It would seem to me that an integromat webhook (for example) is just open to anyone who knows the URL. I realize it is typically a fairly obscure URL. But, is there a way to secure it such that it only accepts info from Survey123 and avoid someone just submitting junk?
One thought is to look at the headers of the incoming request and filter based on something. Survey123 IP address? I saw some other product that allows you to append an additional item to the outgoing message, basically a "Security Key" that you could then filter against on the processing side (e.g. integromat). Is that something Esri might think about implementing? Letting the user add an extra bit of info on the outgoing message to assure it is a valid message coming in?
Thanks for any thoughts.
Tom S.
Hi Tom,
As Survey123 uses a client Webhooks, it is not possible to secure based on IP address by default (as submissions could come via the cellular network, a coffee shop's wifi, or a home user's wifi). If the webhook author is aware of conditions that would restrict the address (such as they know only valid submissions would originate from the organization's internal network), then a restriction based on IP can be put in place.
It is certainly possible for a form submission to have a question answered that a webhook then filters it's processing on, including not processing records that don't meet a condition after the submission has been received.

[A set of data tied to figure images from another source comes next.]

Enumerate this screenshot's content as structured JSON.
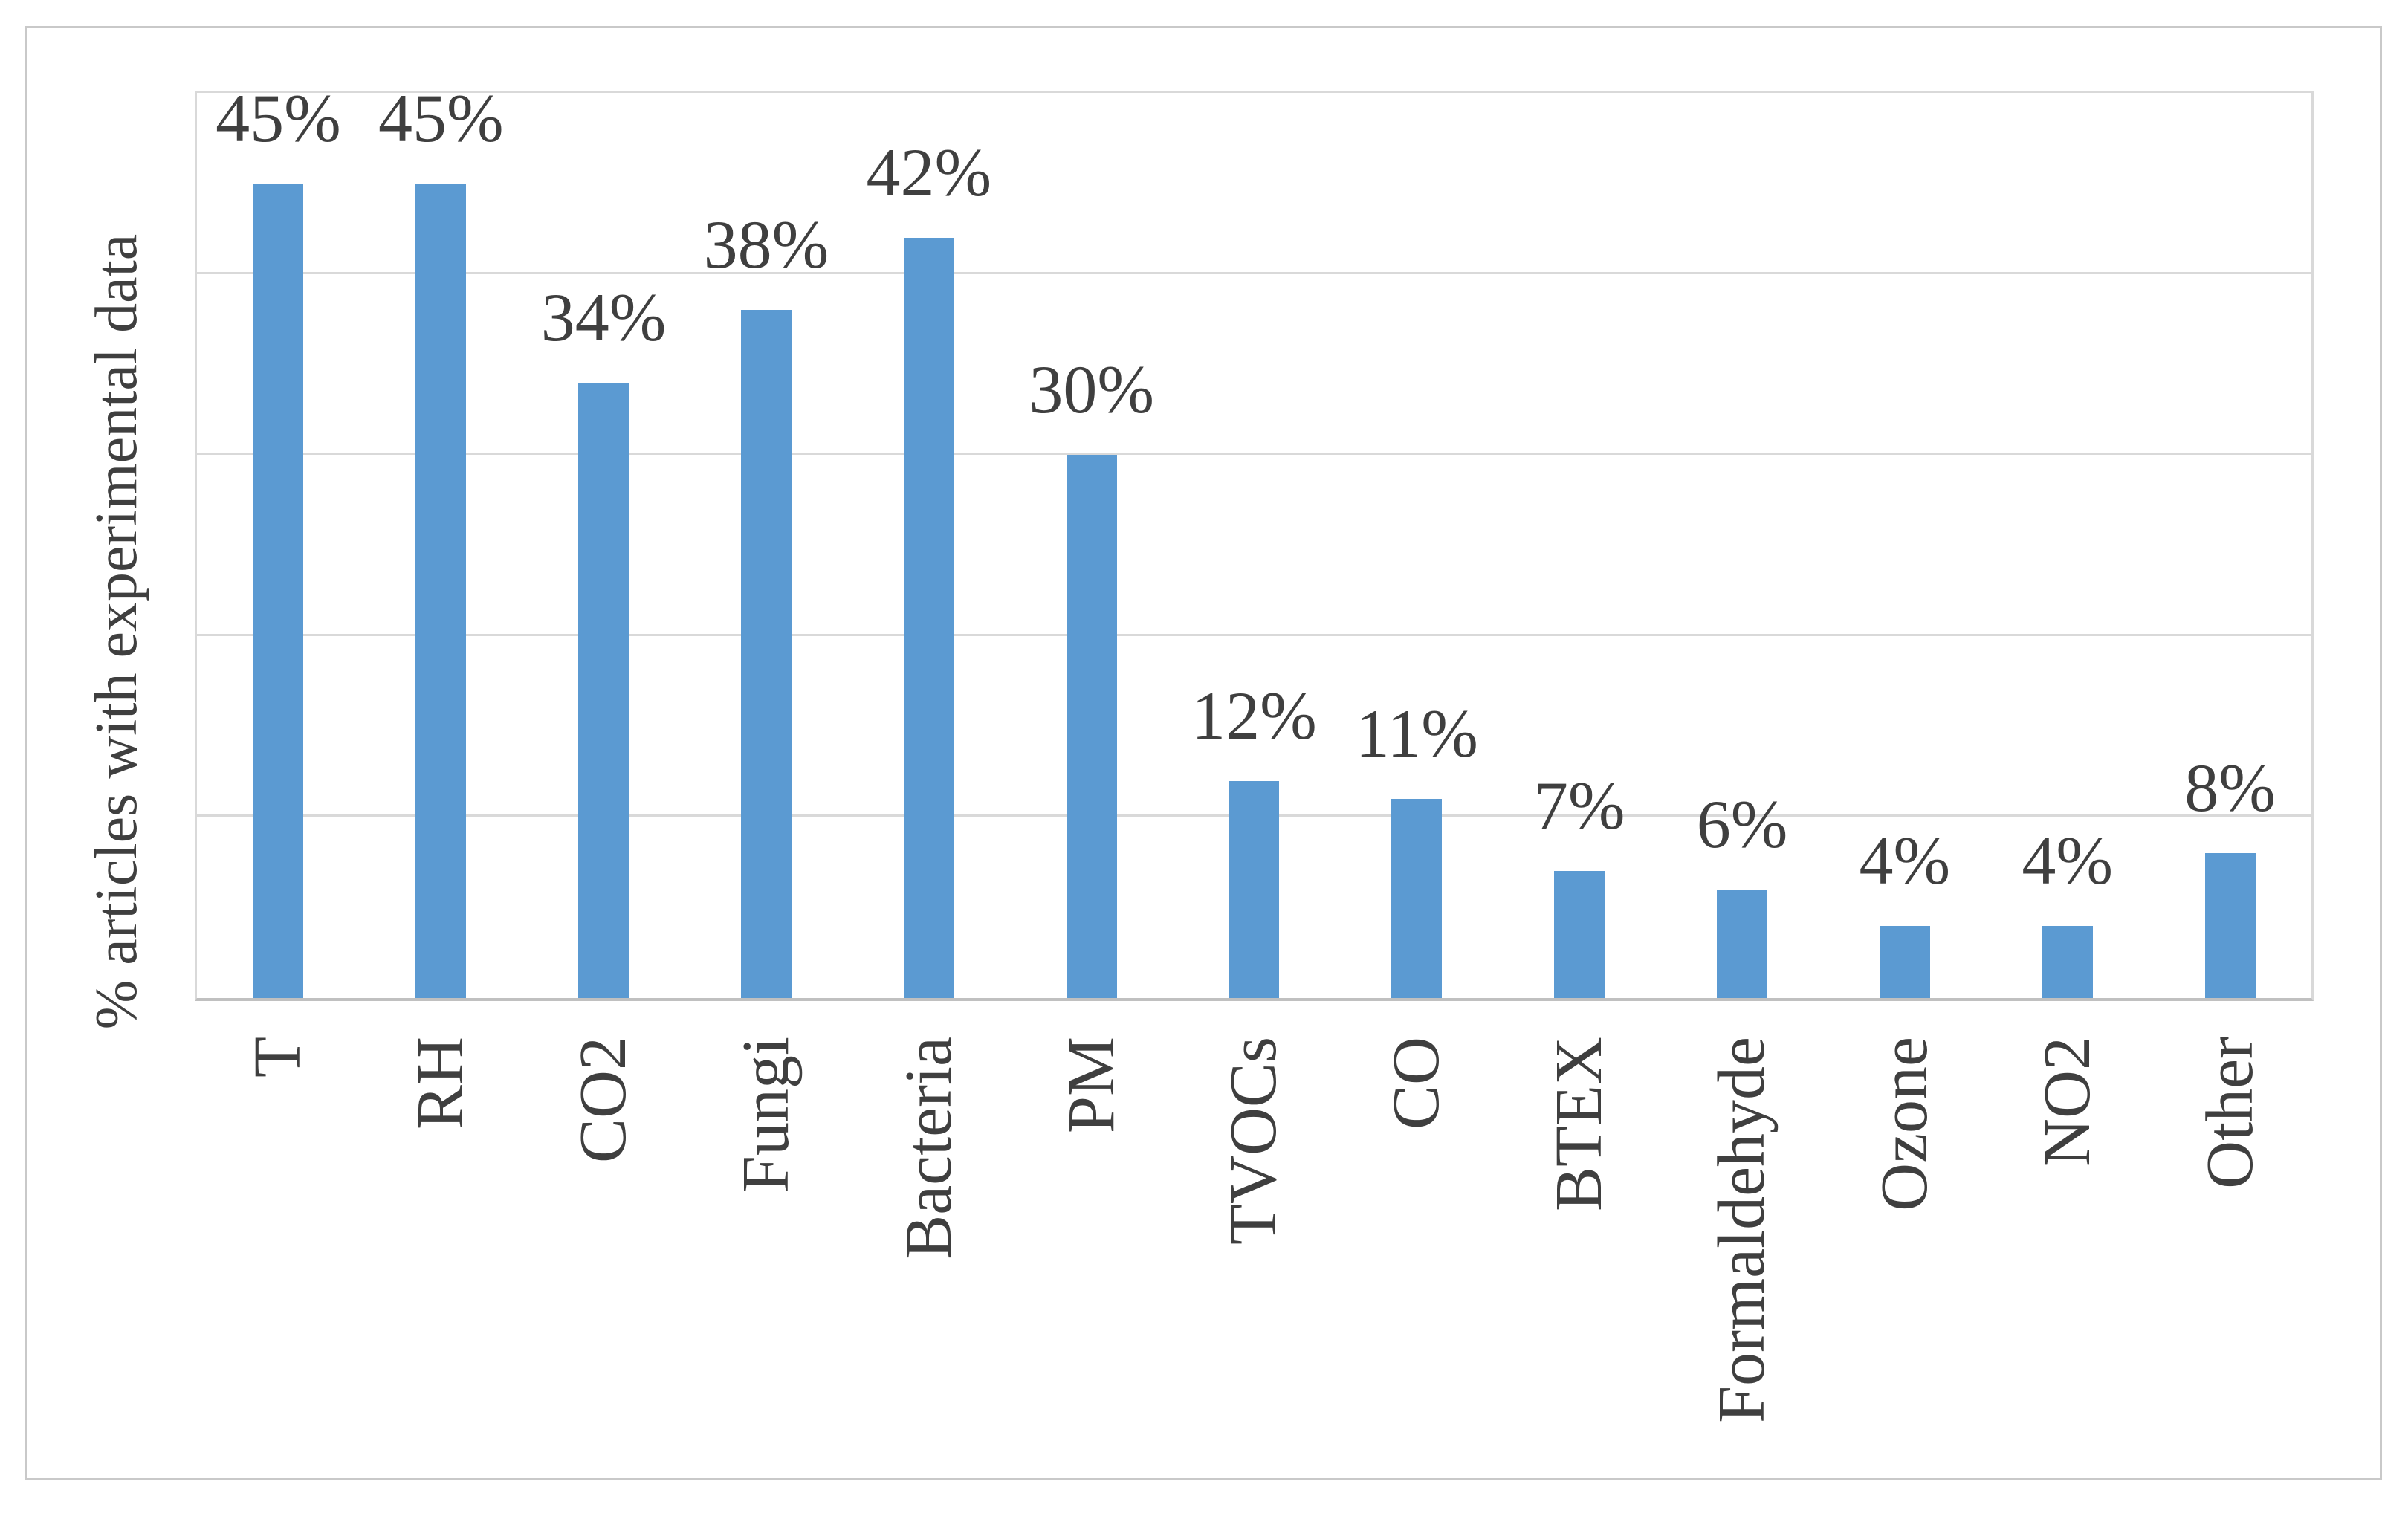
{
  "figure": {
    "background_color": "#FFFFFF",
    "border_color": "#C9C9C9"
  },
  "chart_data": {
    "type": "bar",
    "title": "",
    "xlabel": "",
    "ylabel": "% articles with experimental data",
    "categories": [
      "T",
      "RH",
      "CO2",
      "Fungi",
      "Bacteria",
      "PM",
      "TVOCs",
      "CO",
      "BTEX",
      "Formaldehyde",
      "Ozone",
      "NO2",
      "Other"
    ],
    "values": [
      45,
      45,
      34,
      38,
      42,
      30,
      12,
      11,
      7,
      6,
      4,
      4,
      8
    ],
    "data_labels": [
      "45%",
      "45%",
      "34%",
      "38%",
      "42%",
      "30%",
      "12%",
      "11%",
      "7%",
      "6%",
      "4%",
      "4%",
      "8%"
    ],
    "ylim": [
      0,
      50
    ],
    "gridline_step": 10,
    "grid": "horizontal",
    "y_tick_labels_shown": false,
    "legend": "none",
    "bar_color": "#5B9AD2",
    "gridline_color": "#D9D9D9",
    "axis_line_color": "#C0C0C0",
    "text_color": "#3F3F3F"
  }
}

Thanks James - I was thinking of something that is set at the Survey Item level, that carries with the survey and thus all records submitted through the survey. Something like an option in the pic below ("Security Key" in picture). That Security Key would be carried along with the survey and when submitted would show up somewhere (header? submitted data?). I think it'd be better to put it here than as a question (hidden or otherwise) in a survey. Just my two cents.
I modeled this idea after what I saw here: Snapcomms Knowledge Base Portal - basically they will send the security key with every webhook submission.
Tom
+1 on Webhook security. Maybe basic/digest auth...
Does filtering based on a predictable answer make a webhook that much more secure, or are there still other vulnerabilities?